Les scientifiques suivent le réchauffement des océans à l’aide de deux mesures principales : la température de la surface de la mer et le contenu thermique des océans. Alors que la température de la surface de la mer en 2025 est la troisième plus chaude jamais enregistrée, la véritable alarme vient de la chaleur totale emmagasinée dans l’océan. C’est là que le chiffre de 23 zettajoules compte le plus. Les données sont compilées à partir de plusieurs sources, notamment la NOAA, le service Copernicus sur le changement climatique de l’Union européenne et l’Académie chinoise des sciences, garantissant une évaluation large et fiable.
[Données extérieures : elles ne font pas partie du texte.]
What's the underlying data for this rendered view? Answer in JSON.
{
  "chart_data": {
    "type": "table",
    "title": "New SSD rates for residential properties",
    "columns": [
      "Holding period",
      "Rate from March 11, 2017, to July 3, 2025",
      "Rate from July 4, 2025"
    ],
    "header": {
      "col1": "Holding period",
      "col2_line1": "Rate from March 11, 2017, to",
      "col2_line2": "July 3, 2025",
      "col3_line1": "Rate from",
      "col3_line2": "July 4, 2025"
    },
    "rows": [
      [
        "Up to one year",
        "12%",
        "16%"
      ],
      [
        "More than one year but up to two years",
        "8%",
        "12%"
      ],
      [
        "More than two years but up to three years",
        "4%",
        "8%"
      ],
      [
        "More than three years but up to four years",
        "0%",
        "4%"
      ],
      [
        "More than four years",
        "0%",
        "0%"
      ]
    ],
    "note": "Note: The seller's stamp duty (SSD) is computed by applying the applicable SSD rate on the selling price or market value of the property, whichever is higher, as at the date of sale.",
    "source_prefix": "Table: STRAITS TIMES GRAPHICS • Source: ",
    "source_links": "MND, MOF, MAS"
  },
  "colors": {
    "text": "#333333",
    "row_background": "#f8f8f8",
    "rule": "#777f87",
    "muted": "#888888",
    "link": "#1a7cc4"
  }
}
Pourquoi la chaleur des océans est importante

Le rôle de l’océan dans l’absorption de plus de 90 % de l’excès de chaleur provenant des émissions de gaz à effet de serre en fait le principal régulateur de la température atmosphérique. Toutefois, cette absorption n’est pas sans conséquences.

  • Météo extrêmes : Des océans plus chauds alimentent des tempêtes plus intenses, augmentent les précipitations mondiales et créent des conditions propices à des vagues de chaleur marines dévastatrices. Le récent ouragan en Jamaïque et à Cuba, les graves inondations dans la vallée du Mississippi et les pluies extrêmes de mousson au Pakistan sont tous liés à ces températures élevées.
  • Déséquilibre climatique : L’accumulation continue de chaleur démontre que le climat de la Terre n’est plus en équilibre. Le système retient l’énergie plus rapidement qu’il ne peut la libérer, créant ainsi une boucle de rétroaction dangereuse.
  • Impacts à long terme : Les changements de température des océans modifient la circulation atmosphérique et les régimes de précipitations, conduisant potentiellement à des sécheresses prolongées dans certaines régions et à des inondations catastrophiques dans d’autres.

Régions clés du réchauffement

Le réchauffement le plus important s’est produit dans les régions tropicales et de l’Atlantique Sud, dans la mer Méditerranée, dans le nord de l’océan Indien et dans l’océan Austral. Ces régions agissent comme des réservoirs de chaleur clés, influençant les systèmes météorologiques sur de vastes zones.

« L’année dernière a été une année de réchauffement dingue et folle », déclare John Abraham, co-auteur de l’étude, soulignant l’urgence de la situation.

L’augmentation continue de la température des océans exige une attention immédiate, car elle indique que la planète approche de seuils critiques où la stabilité climatique pourrait être irréversiblement compromise. Sans réduction drastique des émissions de gaz à effet de serre, ces tendances vont s’accélérer, conduisant à des catastrophes climatiques plus fréquentes et plus graves.

L’absorption de chaleur record en 2025 n’est pas seulement une statistique ; c’est un signe avant-coureur que la crise climatique s’intensifie et que les conséquences se feront sentir à l’échelle mondiale.